The clip, however, left out a part where Northam clarified that this would only be done with a severely deformed, nonviable fetus, an infant that was stillborn or would die imminently.

Following the interview, Kurtz corrected Trump’s claims about abortion, which have long been contested or debunked. No lawmakers support the killing of an infant after it is born for reasons pertaining to their support of the medical procedure. Late-term abortions, those taking place in the third trimester, are also exceedingly rare, despite how often they are invoked by anti-abortion advocates, being undertaken mostly in severe and emotionally fraught cases where dangerous fetal abnormalities, non-viable fetuses, or threats to the mother’s health are discovered.

Kurtz also noted that Northam later corrected the record about his comments.

“On late-term abortions, former Virginia Governor Ralph Northam did say that in cases of severe deformity or non-viable fetus, the mother and doctors would decide what to do once the baby was born,” Kurtz said. “But later backed off, with a spokesperson saying he was not talking about killing babies, but extremely rare and tragic cases.
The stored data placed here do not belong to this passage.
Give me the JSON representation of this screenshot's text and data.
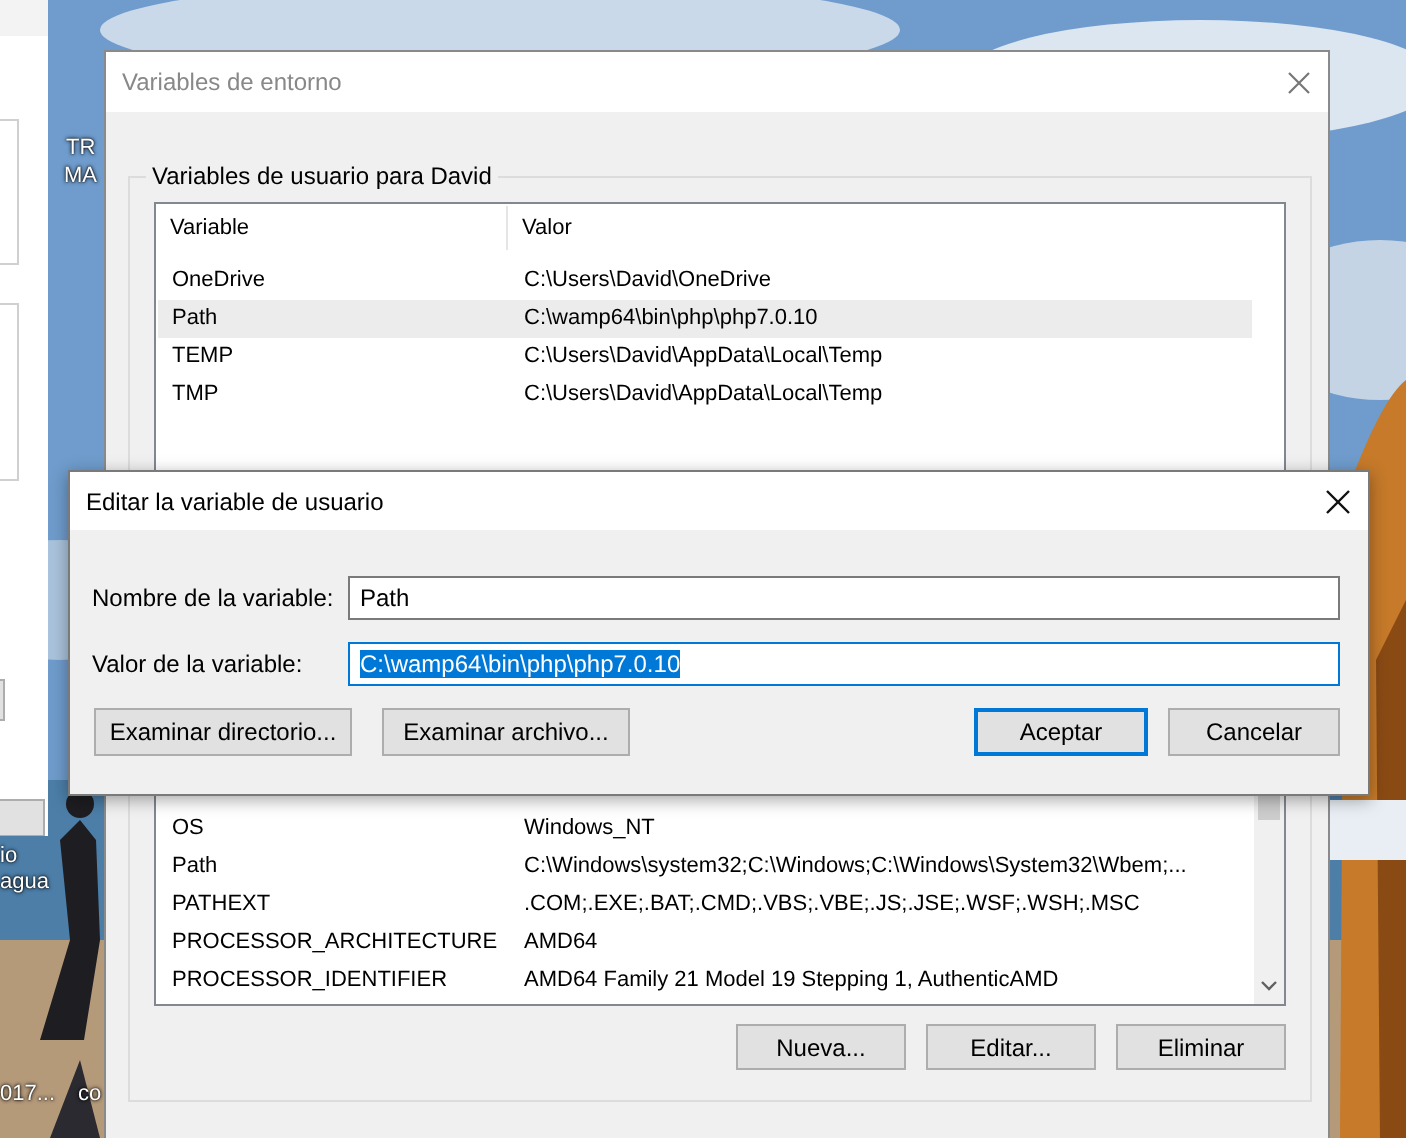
{
  "desktop": {
    "icon_labels": [
      {
        "text": "TR"
      },
      {
        "text": "MA"
      },
      {
        "text": "io"
      },
      {
        "text": "agua"
      },
      {
        "text": "017..."
      },
      {
        "text": "co"
      }
    ]
  },
  "env_window": {
    "title": "Variables de entorno",
    "active": false,
    "user_group": {
      "label": "Variables de usuario para David",
      "columns": [
        "Variable",
        "Valor"
      ],
      "rows": [
        {
          "variable": "OneDrive",
          "value": "C:\\Users\\David\\OneDrive",
          "selected": false
        },
        {
          "variable": "Path",
          "value": "C:\\wamp64\\bin\\php\\php7.0.10",
          "selected": true
        },
        {
          "variable": "TEMP",
          "value": "C:\\Users\\David\\AppData\\Local\\Temp",
          "selected": false
        },
        {
          "variable": "TMP",
          "value": "C:\\Users\\David\\AppData\\Local\\Temp",
          "selected": false
        }
      ]
    },
    "system_list": {
      "rows": [
        {
          "variable": "OS",
          "value": "Windows_NT"
        },
        {
          "variable": "Path",
          "value": "C:\\Windows\\system32;C:\\Windows;C:\\Windows\\System32\\Wbem;..."
        },
        {
          "variable": "PATHEXT",
          "value": ".COM;.EXE;.BAT;.CMD;.VBS;.VBE;.JS;.JSE;.WSF;.WSH;.MSC"
        },
        {
          "variable": "PROCESSOR_ARCHITECTURE",
          "value": "AMD64"
        },
        {
          "variable": "PROCESSOR_IDENTIFIER",
          "value": "AMD64 Family 21 Model 19 Stepping 1, AuthenticAMD"
        }
      ]
    },
    "buttons": [
      "Nueva...",
      "Editar...",
      "Eliminar"
    ]
  },
  "edit_dialog": {
    "title": "Editar la variable de usuario",
    "fields": [
      {
        "label": "Nombre de la variable:",
        "value": "Path",
        "focused": false
      },
      {
        "label": "Valor de la variable:",
        "value": "C:\\wamp64\\bin\\php\\php7.0.10",
        "focused": true
      }
    ],
    "buttons": [
      {
        "label": "Examinar directorio...",
        "default": false
      },
      {
        "label": "Examinar archivo...",
        "default": false
      },
      {
        "label": "Aceptar",
        "default": true
      },
      {
        "label": "Cancelar",
        "default": false
      }
    ]
  }
}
A CDC survey says fewer than 1 percent of all abortions take place at or after seven months of pregnancy.”

Newsweek reached out to Trump’s office via email on Sunday afternoon for comment.

What the Polls Show

According to a 2023 poll by Gallup, 34 percent of Americans thought that abortions should be legal under any circumstances; a majority of 51 percent believed it should be legal under certain circumstances; while only 13 percent believed it should be illegal in all circumstances.

The percentage of Republicans who believed abortion should be illegal in all circumstances had actually dropped from 15 percent in 2021 to 8 percent in 2023, according to Gallup data. A majority of 66 percent of GOP voters thought abortion should be legal under certain circumstances, while 24 percent believed it should be legal in all circumstances.